Odiava até a última reverberação do seu nome,
essa junção de fonemas róseos de feminil evocação;
Odiava a prisão curvilínea do seu corpo de mulher
e em especial as esferas perfeitas dos seios.

Um deus zombeteiro a pintara em tons pastéis
com nanquim ao modo sutil do bico-de-pena
e sua pele de papel de seda e pêssegos tinha o frescor
de musgos matinais sobre pedras de veludo orvalhado.

O sonho preciso de tantas outras era o seu tormento
e a graça, mais viva que o afetado de seus modos viris,
era um requinte de crueldade a torturar-lhe a alma tosca
de macho adoentado em alcova de chamalotes.

Se um vivesse independente do outro, teria, de criança,
vomitado o corpo de fora da alma para a terra devorar
e habitado uma carcaça de touro ou um couro rejeitado de cobra
contanto que se libertasse do ridículo do soma de seu cárcere.

O maior acinte, no entanto, era o desejo de outros homens
lambendo suas carnes à revelia de sua vontade
e da luta vã
travada por esgrimista desarmado
contra a libido alheia
E ele, ainda que enojado,
sofria em tácito
o escárnio da regra implacável
do seu destino.


ENCOURAÇADO (Dom Ramon)

"Anelo, couraçado, ao destruir de ondas.
Anelo, encouraçado, reluzir, das chamas... (...)"

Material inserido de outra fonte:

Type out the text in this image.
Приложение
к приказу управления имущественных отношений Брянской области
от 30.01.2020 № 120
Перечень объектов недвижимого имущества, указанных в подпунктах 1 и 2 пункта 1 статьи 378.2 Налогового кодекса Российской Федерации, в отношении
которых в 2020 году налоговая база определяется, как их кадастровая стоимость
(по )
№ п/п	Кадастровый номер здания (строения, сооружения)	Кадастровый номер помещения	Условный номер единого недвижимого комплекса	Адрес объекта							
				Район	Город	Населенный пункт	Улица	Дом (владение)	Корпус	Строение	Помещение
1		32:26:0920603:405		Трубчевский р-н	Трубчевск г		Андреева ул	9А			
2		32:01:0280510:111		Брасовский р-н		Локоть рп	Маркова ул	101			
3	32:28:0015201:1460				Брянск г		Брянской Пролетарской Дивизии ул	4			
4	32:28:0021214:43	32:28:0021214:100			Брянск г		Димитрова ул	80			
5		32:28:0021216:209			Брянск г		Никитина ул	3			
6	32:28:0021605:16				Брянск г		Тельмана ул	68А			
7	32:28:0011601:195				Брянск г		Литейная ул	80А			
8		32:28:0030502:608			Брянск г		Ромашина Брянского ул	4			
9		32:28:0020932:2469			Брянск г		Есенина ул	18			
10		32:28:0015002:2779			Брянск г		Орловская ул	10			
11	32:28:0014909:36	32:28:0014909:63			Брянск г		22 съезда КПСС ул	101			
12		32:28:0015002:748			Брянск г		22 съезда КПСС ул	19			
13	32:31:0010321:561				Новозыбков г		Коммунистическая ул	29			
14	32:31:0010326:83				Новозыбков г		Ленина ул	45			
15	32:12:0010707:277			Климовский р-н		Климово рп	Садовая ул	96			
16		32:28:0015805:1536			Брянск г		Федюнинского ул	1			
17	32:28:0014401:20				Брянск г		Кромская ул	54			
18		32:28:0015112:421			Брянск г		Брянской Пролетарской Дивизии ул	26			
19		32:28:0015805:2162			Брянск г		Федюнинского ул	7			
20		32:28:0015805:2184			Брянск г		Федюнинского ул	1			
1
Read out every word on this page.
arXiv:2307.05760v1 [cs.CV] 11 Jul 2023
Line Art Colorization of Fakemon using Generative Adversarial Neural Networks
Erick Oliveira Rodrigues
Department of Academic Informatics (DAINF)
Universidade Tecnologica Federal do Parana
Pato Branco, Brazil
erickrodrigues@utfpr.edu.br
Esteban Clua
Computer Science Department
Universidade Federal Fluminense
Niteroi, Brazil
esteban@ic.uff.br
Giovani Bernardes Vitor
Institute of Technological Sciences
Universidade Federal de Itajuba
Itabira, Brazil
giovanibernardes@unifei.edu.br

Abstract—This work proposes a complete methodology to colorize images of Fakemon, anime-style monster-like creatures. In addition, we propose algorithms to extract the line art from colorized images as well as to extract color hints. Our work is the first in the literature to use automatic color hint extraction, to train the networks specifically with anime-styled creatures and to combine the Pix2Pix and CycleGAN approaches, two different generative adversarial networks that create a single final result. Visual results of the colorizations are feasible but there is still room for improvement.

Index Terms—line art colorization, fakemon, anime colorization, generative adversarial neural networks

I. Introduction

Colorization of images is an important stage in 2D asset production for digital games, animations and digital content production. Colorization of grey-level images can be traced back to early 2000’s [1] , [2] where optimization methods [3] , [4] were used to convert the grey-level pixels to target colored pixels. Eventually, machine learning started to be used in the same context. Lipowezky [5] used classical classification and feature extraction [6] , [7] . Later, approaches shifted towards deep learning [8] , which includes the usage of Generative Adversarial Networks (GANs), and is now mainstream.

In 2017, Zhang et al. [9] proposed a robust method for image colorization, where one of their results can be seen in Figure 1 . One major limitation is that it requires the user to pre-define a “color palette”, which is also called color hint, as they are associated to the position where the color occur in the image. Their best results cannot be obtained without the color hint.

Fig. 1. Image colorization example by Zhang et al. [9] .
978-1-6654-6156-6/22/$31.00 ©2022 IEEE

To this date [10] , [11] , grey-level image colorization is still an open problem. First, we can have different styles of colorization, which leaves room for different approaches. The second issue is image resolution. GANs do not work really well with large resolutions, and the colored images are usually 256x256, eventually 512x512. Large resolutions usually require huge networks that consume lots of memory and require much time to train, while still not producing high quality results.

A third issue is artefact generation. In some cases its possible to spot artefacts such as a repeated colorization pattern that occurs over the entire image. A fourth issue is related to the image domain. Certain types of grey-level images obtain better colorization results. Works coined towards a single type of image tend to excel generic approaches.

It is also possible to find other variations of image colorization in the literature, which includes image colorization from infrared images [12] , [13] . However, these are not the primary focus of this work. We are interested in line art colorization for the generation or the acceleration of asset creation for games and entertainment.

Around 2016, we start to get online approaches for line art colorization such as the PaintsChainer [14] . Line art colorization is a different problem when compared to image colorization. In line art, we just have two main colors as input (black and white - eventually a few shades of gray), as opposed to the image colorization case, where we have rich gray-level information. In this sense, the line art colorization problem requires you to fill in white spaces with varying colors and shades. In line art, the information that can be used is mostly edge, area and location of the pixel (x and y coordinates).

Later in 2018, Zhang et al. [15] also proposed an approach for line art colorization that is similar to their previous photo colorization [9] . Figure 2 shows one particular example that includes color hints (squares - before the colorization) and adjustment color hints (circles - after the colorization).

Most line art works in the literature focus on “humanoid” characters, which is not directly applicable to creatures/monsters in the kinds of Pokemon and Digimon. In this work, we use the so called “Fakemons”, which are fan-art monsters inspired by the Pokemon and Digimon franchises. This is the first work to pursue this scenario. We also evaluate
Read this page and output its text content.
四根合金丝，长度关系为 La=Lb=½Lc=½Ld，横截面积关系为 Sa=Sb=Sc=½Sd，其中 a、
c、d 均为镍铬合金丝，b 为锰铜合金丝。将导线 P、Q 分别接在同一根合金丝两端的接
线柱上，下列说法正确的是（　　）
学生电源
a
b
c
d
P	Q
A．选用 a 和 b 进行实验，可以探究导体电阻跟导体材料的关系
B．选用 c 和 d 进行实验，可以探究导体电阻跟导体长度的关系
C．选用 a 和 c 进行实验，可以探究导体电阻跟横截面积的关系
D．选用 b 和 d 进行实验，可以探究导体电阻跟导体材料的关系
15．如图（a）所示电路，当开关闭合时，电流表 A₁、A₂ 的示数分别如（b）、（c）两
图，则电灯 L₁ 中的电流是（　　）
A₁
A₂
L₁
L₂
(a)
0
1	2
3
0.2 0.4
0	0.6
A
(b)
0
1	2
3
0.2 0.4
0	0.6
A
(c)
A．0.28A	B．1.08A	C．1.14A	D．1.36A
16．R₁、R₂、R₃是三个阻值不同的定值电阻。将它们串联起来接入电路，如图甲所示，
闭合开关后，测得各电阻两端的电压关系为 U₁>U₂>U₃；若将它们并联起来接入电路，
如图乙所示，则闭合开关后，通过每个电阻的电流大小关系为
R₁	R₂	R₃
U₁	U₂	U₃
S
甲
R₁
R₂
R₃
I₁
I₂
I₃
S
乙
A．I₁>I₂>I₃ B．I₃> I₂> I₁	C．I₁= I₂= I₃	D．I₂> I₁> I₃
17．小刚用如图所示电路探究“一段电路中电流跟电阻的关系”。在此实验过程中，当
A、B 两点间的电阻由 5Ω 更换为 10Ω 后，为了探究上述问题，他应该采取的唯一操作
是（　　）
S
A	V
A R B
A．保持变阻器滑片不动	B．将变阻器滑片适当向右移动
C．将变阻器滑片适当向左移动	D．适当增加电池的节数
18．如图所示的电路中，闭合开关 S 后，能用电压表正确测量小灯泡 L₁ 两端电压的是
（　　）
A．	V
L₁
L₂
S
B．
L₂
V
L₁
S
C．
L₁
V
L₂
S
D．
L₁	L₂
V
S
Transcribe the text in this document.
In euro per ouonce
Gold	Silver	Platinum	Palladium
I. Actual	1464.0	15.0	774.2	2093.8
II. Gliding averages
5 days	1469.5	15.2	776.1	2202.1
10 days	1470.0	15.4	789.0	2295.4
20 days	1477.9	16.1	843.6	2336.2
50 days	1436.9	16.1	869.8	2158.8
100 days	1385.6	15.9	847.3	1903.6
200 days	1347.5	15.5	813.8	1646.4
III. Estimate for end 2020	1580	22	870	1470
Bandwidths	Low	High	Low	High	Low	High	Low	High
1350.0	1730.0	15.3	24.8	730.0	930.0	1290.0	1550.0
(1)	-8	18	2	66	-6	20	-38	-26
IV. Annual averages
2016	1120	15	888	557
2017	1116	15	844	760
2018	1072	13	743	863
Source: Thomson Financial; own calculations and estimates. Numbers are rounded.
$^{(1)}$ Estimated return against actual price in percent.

O mar já não é como outrora, o tarantar continuado dos charcos, apedrejados, clama velho sentido de alerta. Duas, são as mãos do Destino; relembra meu bramir interior, e com uma a destruição procurada, a destra, e com o sinistro a misericórdia.

Agarra-me sinistro!

Moço, jovem, fresco de sonhos, calejado pelos monstros marinhos, pelos monstros, nos homens, envelhecido, constrangido, vertendo em tenebroso tempo, coragem de vida, ou de morte. Vertendo pelos ventos, pelas ondas, nas rochas. Erguida muralha de pedra, resiste ao mar, erguida e por ela, em frente, sem temor ou terror.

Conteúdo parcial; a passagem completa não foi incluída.